I'm wearing a coral necklace with matching stud earrings, a bright red that is described as 'shipwreck coral', rather suitable for such a wet day!
But Saturday and Sunday were mainly dry. We had a saunter round the shops, calling in at the ever fascinating 'Vintage to Vogue',
which is a treasure trove of vintage clothing and accessories with delightful and informative owners.
At the kitchen shop I bought a dainty clip-on timer. I've been searching for ages and am ridiculously pleased to have tracked one down.
After that success we went to the Fine Cheese Company for a light lunch.
And because we'd left Himself at home we made a selection of English cheeses to take back for the evening meal. They have such a great choice. And I love the names!
We choose three different varieties - one had to be goat, and some delicious savoury biscuits.
We should all have dreamed ferociously that night - but we didn't!
I've been to the Assembly Rooms in Bath. My last visit was a nostalgia trip to look at the Laura Ashley dress styles that I used to trip about in back in the day. But this time I went to see an exhibition of the type of clothing worn during the First World War. The first outfit to greet me was that of a suffragette.
It is easy to take for granted the freedoms that women now enjoy and to forget the frustrations and disempowerment that women of all classes experienced prior to the First World War.
I was fascinated to read about the reasoning behind their choice of clothing.
Fancy trying to be argumentative and disruptive in that hat!
When war was announced the suffragettes made a decision to stop campaigning and instead to put all their efforts into aiding the war effort.
Large hats with ostrich feathers gave way to practical outfits for whichever type of work they chose to do.
But they all had rather enviable leather boots!

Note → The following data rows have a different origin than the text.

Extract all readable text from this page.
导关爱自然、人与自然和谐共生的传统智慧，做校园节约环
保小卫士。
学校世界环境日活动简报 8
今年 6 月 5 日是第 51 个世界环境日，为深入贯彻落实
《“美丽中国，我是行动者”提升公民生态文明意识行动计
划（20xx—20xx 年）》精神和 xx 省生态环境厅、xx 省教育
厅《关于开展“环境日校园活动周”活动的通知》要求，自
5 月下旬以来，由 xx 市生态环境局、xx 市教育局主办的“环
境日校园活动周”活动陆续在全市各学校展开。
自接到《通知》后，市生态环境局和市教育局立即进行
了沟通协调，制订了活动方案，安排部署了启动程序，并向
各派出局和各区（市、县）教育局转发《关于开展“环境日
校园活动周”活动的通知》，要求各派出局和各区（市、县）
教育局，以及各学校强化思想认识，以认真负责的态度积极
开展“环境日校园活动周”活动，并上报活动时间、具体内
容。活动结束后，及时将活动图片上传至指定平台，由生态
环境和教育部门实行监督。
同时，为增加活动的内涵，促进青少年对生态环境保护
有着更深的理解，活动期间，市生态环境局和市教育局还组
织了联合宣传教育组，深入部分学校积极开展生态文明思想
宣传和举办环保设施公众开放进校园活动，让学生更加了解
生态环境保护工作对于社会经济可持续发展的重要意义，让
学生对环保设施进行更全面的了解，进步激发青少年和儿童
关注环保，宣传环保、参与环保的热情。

The Women's Auxiliary Corp.
The Land Army.
The poster advertising for women to work in the munitions factories shows a clean, fresh-faced young woman. The reality of this work was very different. They were called 'canaries' not because they sang at work but because their skin became stained yellow from the TNT in the shells.
And you can imagine what that did to their health.

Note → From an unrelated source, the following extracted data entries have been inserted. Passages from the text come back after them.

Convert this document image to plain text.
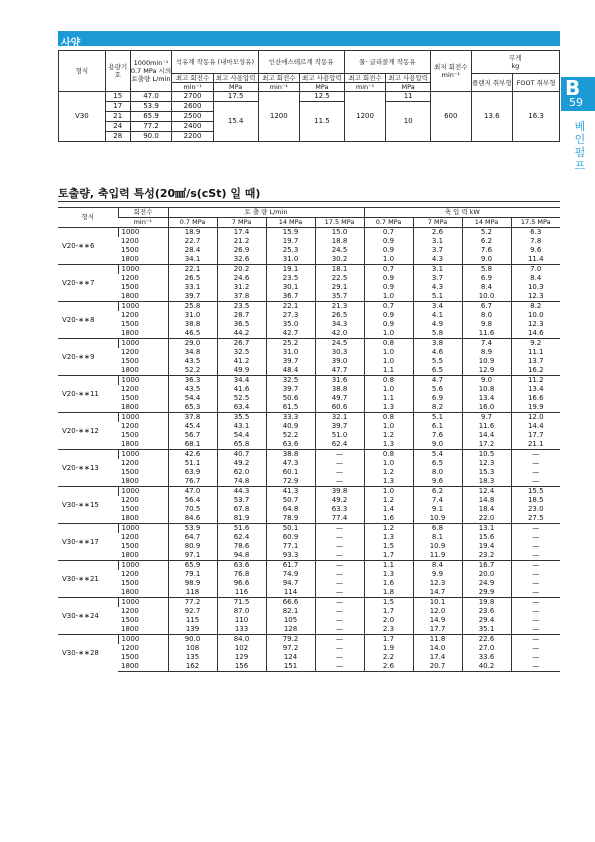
사양
B
59
베인펌프
형식	용량기호	1000min⁻¹ 0.7 MPa 시의 토출량 L/min	석유계 작동유 (내마모성유)		인산에스테르계 작동유		물· 글리콜계 작동유		최저 회전수 min⁻¹	무게
kg	
			최고 회전수	최고 사용압력	최고 회전수	최고 사용압력	최고 회전수	최고 사용압력		플랜지 취부형	FOOT 취부형
			min⁻¹	MPa	min⁻¹	MPa	min⁻¹	MPa			
V30	15	47.0	2700	17.5	1200	12.5	1200	11	600	13.6	16.3
	17	53.9	2600	15.4		11.5		10			
	21	65.9	2500								
	24	77.2	2400								
	28	90.0	2200								
토출량, 축입력 특성(20㎟/s(cSt) 일 때)
형식	회전수	토 출 량 L/min				축 입 력 kW			
	min⁻¹	0.7 MPa	7 MPa	14 MPa	17.5 MPa	0.7 MPa	7 MPa	14 MPa	17.5 MPa
V20-∗∗6	1000	18.9	17.4	15.9	15.0	0.7	2.6	5.2	6.3
	1200	22.7	21.2	19.7	18.8	0.9	3.1	6.2	7.8
	1500	28.4	26.9	25.3	24.5	0.9	3.7	7.6	9.6
	1800	34.1	32.6	31.0	30.2	1.0	4.3	9.0	11.4
V20-∗∗7	1000	22.1	20.2	19.1	18.1	0.7	3.1	5.8	7.0
	1200	26.5	24.6	23.5	22.5	0.9	3.7	6.9	8.4
	1500	33.1	31.2	30.1	29.1	0.9	4.3	8.4	10.3
	1800	39.7	37.8	36.7	35.7	1.0	5.1	10.0	12.3
V20-∗∗8	1000	25.8	23.5	22.1	21.3	0.7	3.4	6.7	8.2
	1200	31.0	28.7	27.3	26.5	0.9	4.1	8.0	10.0
	1500	38.8	36.5	35.0	34.3	0.9	4.9	9.8	12.3
	1800	46.5	44.2	42.7	42.0	1.0	5.8	11.6	14.6
V20-∗∗9	1000	29.0	26.7	25.2	24.5	0.8	3.8	7.4	9.2
	1200	34.8	32.5	31.0	30.3	1.0	4.6	8.9	11.1
	1500	43.5	41.2	39.7	39.0	1.0	5.5	10.9	13.7
	1800	52.2	49.9	48.4	47.7	1.1	6.5	12.9	16.2
V20-∗∗11	1000	36.3	34.4	32.5	31.6	0.8	4.7	9.0	11.2
	1200	43.5	41.6	39.7	38.8	1.0	5.6	10.8	13.4
	1500	54.4	52.5	50.6	49.7	1.1	6.9	13.4	16.6
	1800	65.3	63.4	61.5	60.6	1.3	8.2	16.0	19.9
V20-∗∗12	1000	37.8	35.5	33.3	32.1	0.8	5.1	9.7	12.0
	1200	45.4	43.1	40.9	39.7	1.0	6.1	11.6	14.4
	1500	56.7	54.4	52.2	51.0	1.2	7.6	14.4	17.7
	1800	68.1	65.8	63.6	62.4	1.3	9.0	17.2	21.1
V20-∗∗13	1000	42.6	40.7	38.8	—	0.8	5.4	10.5	—
	1200	51.1	49.2	47.3	—	1.0	6.5	12.3	—
	1500	63.9	62.0	60.1	—	1.2	8.0	15.3	—
	1800	76.7	74.8	72.9	—	1.3	9.6	18.3	—
V30-∗∗15	1000	47.0	44.3	41.3	39.8	1.0	6.2	12.4	15.5
	1200	56.4	53.7	50.7	49.2	1.2	7.4	14.8	18.5
	1500	70.5	67.8	64.8	63.3	1.4	9.1	18.4	23.0
	1800	84.6	81.9	78.9	77.4	1.6	10.9	22.0	27.5
V30-∗∗17	1000	53.9	51.6	50.1	—	1.2	6.8	13.1	—
	1200	64.7	62.4	60.9	—	1.3	8.1	15.6	—
	1500	80.9	78.6	77.1	—	1.5	10.9	19.4	—
	1800	97.1	94.8	93.3	—	1.7	11.9	23.2	—
V30-∗∗21	1000	65.9	63.6	61.7	—	1.1	8.4	16.7	—
	1200	79.1	76.8	74.9	—	1.3	9.9	20.0	—
	1500	98.9	96.6	94.7	—	1.6	12.3	24.9	—
	1800	118	116	114	—	1.8	14.7	29.9	—
V30-∗∗24	1000	77.2	71.5	66.6	—	1.5	10.1	19.8	—
	1200	92.7	87.0	82.1	—	1.7	12.0	23.6	—
	1500	115	110	105	—	2.0	14.9	29.4	—
	1800	139	133	128	—	2.3	17.7	35.1	—
V30-∗∗28	1000	90.0	84.0	79.2	—	1.7	11.8	22.6	—
	1200	108	102	97.2	—	1.9	14.0	27.0	—
	1500	135	129	124	—	2.2	17.4	33.6	—
	1800	162	156	151	—	2.6	20.7	40.2	—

No elaborate corsetry was needed under such practical clothing.
Phew, that's more comfortable!
The central display was given over to clothing made for the 'Downton Abbey' series of the Great War period. These outfits were all beautifully made. Years ago I saw an exhibition of costumes made for the television series of Elizabeth the First. Those clothes were made up of bits of paper doily sprayed with gold paint. Nothing so shabby for Downton!
No expense spared!
I wonder what her ladyship would think of today's fashions!
Looking at the costume for Lady Edith Crawley I have to say that the actress Laura Carmichael has the most enviable figure!
Lovely attention to detail.
What a fascinating way to spend a rainy afternoon!
Thank you to Bath and North East Somerset Council for such an excellent exhibition.